I will say that there are definitely missions that can be a bit of a pain unless you have invested in the right ability. Or backtracking over and over to gather more points you have missed and can now get as you've got that water or earth ability which makes doing a certain secondary objective much easier to do. This can slow down the pacing at times but never to halt it, as you can make it through all levels with even the most basic powers. But having those high-level ones do certainly help out and to get them takes a little bit of extra, and tedious legwork. 

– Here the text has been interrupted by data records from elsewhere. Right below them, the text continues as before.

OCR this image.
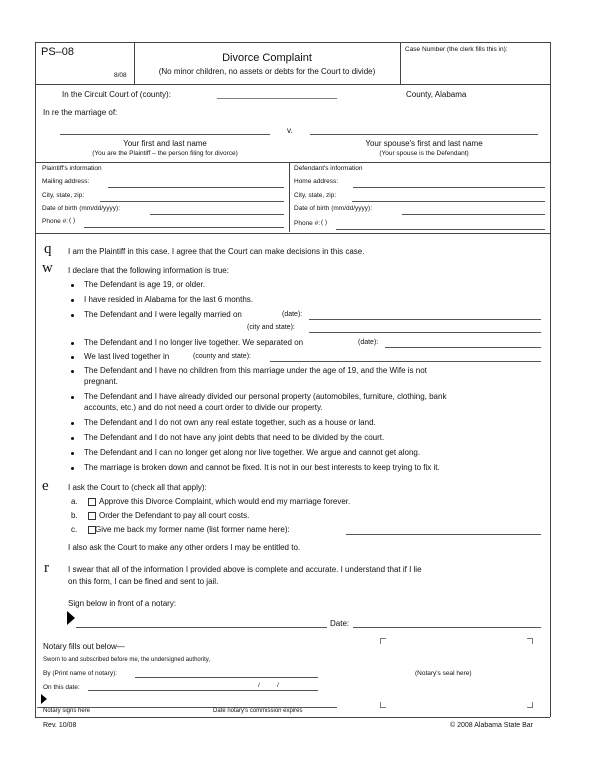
PS–08
8/08
Divorce Complaint
(No minor children, no assets or debts for the Court to divide)
Case Number (the clerk fills this in):
In the Circuit Court of (county):	___________________________	County, Alabama
In re the marriage of:
v.
Your first and last name
(You are the Plaintiff – the person filing for divorce)
Your spouse's first and last name
(Your spouse is the Defendant)
Plaintiff's information
Mailing address:
City, state, zip:
Date of birth (mm/dd/yyyy):
Phone #: ( )
Defendant's information
Home address:
City, state, zip:
Date of birth (mm/dd/yyyy):
Phone #: ( )
q I am the Plaintiff in this case. I agree that the Court can make decisions in this case.
w I declare that the following information is true:
The Defendant is age 19, or older.
I have resided in Alabama for the last 6 months.
The Defendant and I were legally married on	(date):
(city and state):
The Defendant and I no longer live together. We separated on	(date):
We last lived together in	(county and state):
The Defendant and I have no children from this marriage under the age of 19, and the Wife is not
pregnant.
The Defendant and I have already divided our personal property (automobiles, furniture, clothing, bank
accounts, etc.) and do not need a court order to divide our property.
The Defendant and I do not own any real estate together, such as a house or land.
The Defendant and I do not have any joint debts that need to be divided by the court.
The Defendant and I can no longer get along nor live together. We argue and cannot get along.
The marriage is broken down and cannot be fixed. It is not in our best interests to keep trying to fix it.
e I ask the Court to (check all that apply):
a.	Approve this Divorce Complaint, which would end my marriage forever.
b.	Order the Defendant to pay all court costs.
c. Give me back my former name (list former name here):
I also ask the Court to make any other orders I may be entitled to.
r I swear that all of the information I provided above is complete and accurate. I understand that if I lie
on this form, I can be fined and sent to jail.
Sign below in front of a notary:
Date:
Notary fills out below—
Sworn to and subscribed before me, the undersigned authority,
By (Print name of notary):
On this date:	/	/
Notary signs here	Date notary's commission expires
(Notary's seal here)
Rev. 10/08	© 2008 Alabama State Bar
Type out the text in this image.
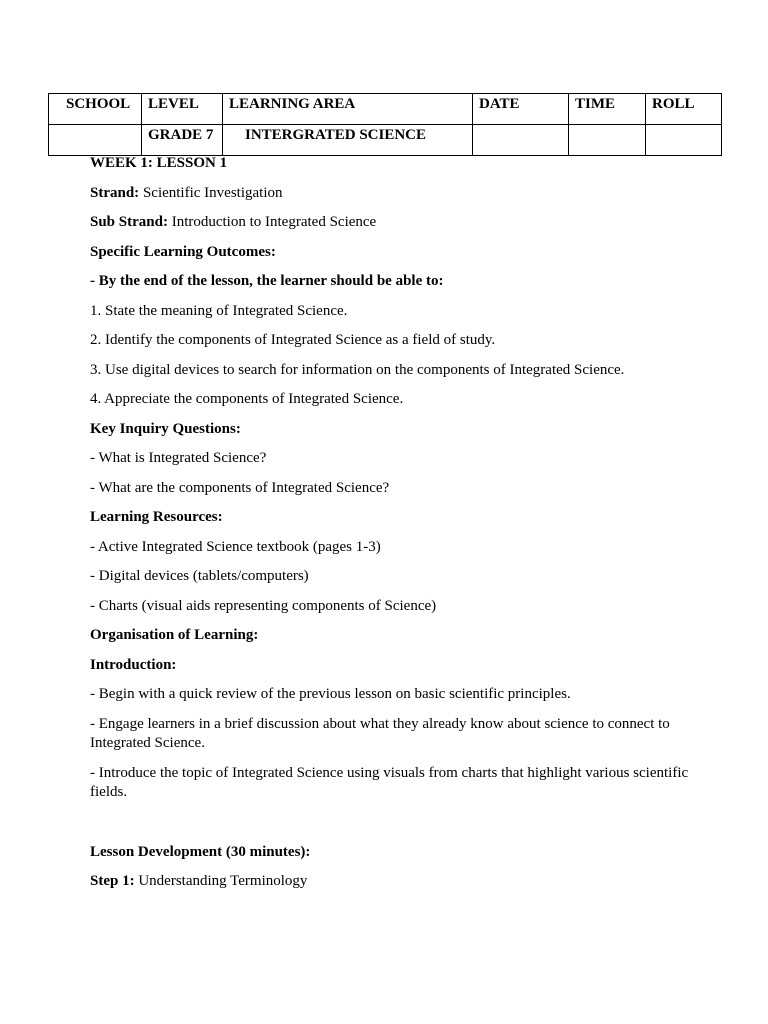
SCHOOL	LEVEL	LEARNING AREA	DATE	TIME	ROLL
	GRADE 7	INTERGRATED SCIENCE			

WEEK 1: LESSON 1

Strand: Scientific Investigation

Sub Strand: Introduction to Integrated Science

Specific Learning Outcomes:

- By the end of the lesson, the learner should be able to:

1. State the meaning of Integrated Science.

2. Identify the components of Integrated Science as a field of study.

3. Use digital devices to search for information on the components of Integrated Science.

4. Appreciate the components of Integrated Science.

Key Inquiry Questions:

- What is Integrated Science?

- What are the components of Integrated Science?

Learning Resources:

- Active Integrated Science textbook (pages 1-3)

- Digital devices (tablets/computers)

- Charts (visual aids representing components of Science)

Organisation of Learning:

Introduction:

- Begin with a quick review of the previous lesson on basic scientific principles.

- Engage learners in a brief discussion about what they already know about science to connect to Integrated Science.

- Introduce the topic of Integrated Science using visuals from charts that highlight various scientific fields.

Lesson Development (30 minutes):

Step 1: Understanding Terminology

There were also some performance issues when the s*** hits the fan and everything is on fire. This means only a slowdown or drop in framerate, but it was still a little odd to see this happen for a pixel art game. But thankfully no crashes and this did occur during the more intense moments of carnage. Plus, this happened on a base PS4.

But ...

This doesn't stop Wildfire from being a pretty great game. Aside from the powers and the dynamic way you can use them, there are plenty of small touches that make this both a great action-adventure and stealth adventure game. You got the typical elements of hiding in tall grass, causing distractions, and of course, knocking out/hiding enemy bodies to conceal your presence. But there are plenty of things to set fire to, sabotage walkways to disturb enemy patrol patterns, and even to spook enemies by creating epic fires that spread with immense organic detail. This is truly a balanced and engaging experience whether your love action, mayhem, and destruction, or the more stealthily cunning approach. 


Wildfire is an impressive game that gives players some pretty incredible tools and an immense amount of freedom to explore, experiment, and concur. While it comes in a small, pixel art package, don't be fooled. There are plenty of dynamic and highly entertaining gameplay elements here on offer. It caters so well to those who love stealth games or those who crave mayhem. Missions structures are inventive and varied, the elemental powers themselves are highly dynamic and create plenty of fun moments, but overall, there is a great level of depth in the tactical side of gameplay. 

Wildfire is a must-have of 2020! 

+++ Awesome and engaging dynamic gameplay with fire, water, and earth elements
++ Great variety of missions and objectives
+ Everyone looks and sounds great
- Some tedious backtracking here and there to get better powers sooner
- Some minor performance issues (on-base PS4)

A PS4 review code for Wildfire was provided by the publisher for the purpose of this review.